Tested on VM - Windows7 - Norton AV - Detected Unsafe File -"qipcap.dll" (norton didn't detected as trojan, but as unsafe file, which mean it could be false-positive, or not...)

Many users have reported this but still no answer from anyone, and there are many answers on less important questions. This is something that should be tested and explained to users why it's happening, if that is false positive then why. As someone said, this totally ruin a TOR reputation, and I am sure nobody want's that. Thanks for your time and hard work to keep the online privacy possible for regular users.

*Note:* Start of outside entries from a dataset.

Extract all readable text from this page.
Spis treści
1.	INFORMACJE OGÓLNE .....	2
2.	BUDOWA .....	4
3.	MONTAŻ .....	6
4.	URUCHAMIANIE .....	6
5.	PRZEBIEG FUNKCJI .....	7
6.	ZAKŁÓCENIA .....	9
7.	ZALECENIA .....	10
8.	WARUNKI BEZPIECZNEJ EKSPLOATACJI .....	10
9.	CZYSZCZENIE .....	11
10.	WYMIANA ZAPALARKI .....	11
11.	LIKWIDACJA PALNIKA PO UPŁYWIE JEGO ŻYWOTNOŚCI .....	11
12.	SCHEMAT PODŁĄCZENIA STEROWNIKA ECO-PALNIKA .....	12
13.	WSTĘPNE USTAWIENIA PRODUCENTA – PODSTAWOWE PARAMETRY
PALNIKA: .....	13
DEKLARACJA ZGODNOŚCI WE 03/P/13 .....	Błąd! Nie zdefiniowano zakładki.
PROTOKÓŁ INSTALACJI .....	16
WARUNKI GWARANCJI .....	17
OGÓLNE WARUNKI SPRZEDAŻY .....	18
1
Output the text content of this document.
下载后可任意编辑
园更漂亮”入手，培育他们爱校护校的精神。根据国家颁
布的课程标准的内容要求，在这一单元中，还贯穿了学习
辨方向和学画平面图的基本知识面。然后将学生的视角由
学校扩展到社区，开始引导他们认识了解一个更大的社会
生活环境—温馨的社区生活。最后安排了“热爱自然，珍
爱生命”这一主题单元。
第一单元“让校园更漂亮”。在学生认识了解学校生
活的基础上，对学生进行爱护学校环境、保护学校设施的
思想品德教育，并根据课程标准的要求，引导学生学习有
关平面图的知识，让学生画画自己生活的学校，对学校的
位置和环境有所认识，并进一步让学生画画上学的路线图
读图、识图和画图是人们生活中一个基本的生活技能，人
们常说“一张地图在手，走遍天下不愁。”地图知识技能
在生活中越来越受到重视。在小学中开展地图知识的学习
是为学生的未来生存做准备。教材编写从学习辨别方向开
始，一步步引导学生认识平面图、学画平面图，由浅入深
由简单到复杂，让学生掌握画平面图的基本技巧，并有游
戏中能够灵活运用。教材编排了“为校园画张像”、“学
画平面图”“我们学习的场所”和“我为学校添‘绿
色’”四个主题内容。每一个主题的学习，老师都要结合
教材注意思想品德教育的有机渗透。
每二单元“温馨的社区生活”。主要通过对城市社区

"if that is false positive then why"
false positive
because AV is a piece of crap

"but still no answer from anyone"
because they are tired answering stupid questions

same security warning with me. Avira sanitized qipcap.dll. Trojan or false positive?

If you downloaded Tor Browser from the torproject website, then this is a false positive. Some antivirus consider that files that have not been seen by a lot of users are suspicious.

Please bring back the "Do not check for updates"
Very tired of having to rebuild a previous version thanks to bugs in latest release e.g. Noscript does not work in 9.01

It should be possible to select in the preferences: "Check for updates but let you choose to install them".

Do you have more details about the noscript issue?

I have checked the preference for "Check for updates but let you choose to install them".
Tor still automatically installs 9.01, and wipes out all my settings as well.

"should be possible to select in the preferences: "Check for updates but let you choose to install them"."

Is 9.0.1. still Phoning Home everytime you open the Preferences menu?
When yes this would be .....very ...inconvenient.

If you really wan't to bring back "Do not check for updates",
"Check for updates but let you choose to install them" is in NO way
the same.
Everytime the user is opening about:preferences/Tools->Options, 'Security Level',
TBB is phoning home! This isn't funny. Do you wanna have the user is trusting you?
The same s..t you have with vanilla Firefox.

+1 - "Do not check for updates" much appreciated.
i don't wanna ping you every launch of TBB!
i've tried different settings in about:config and there's still this update prompt.
how to disable TBB version check?
extensions.torbutton.versioncheck_enabled;false does not work!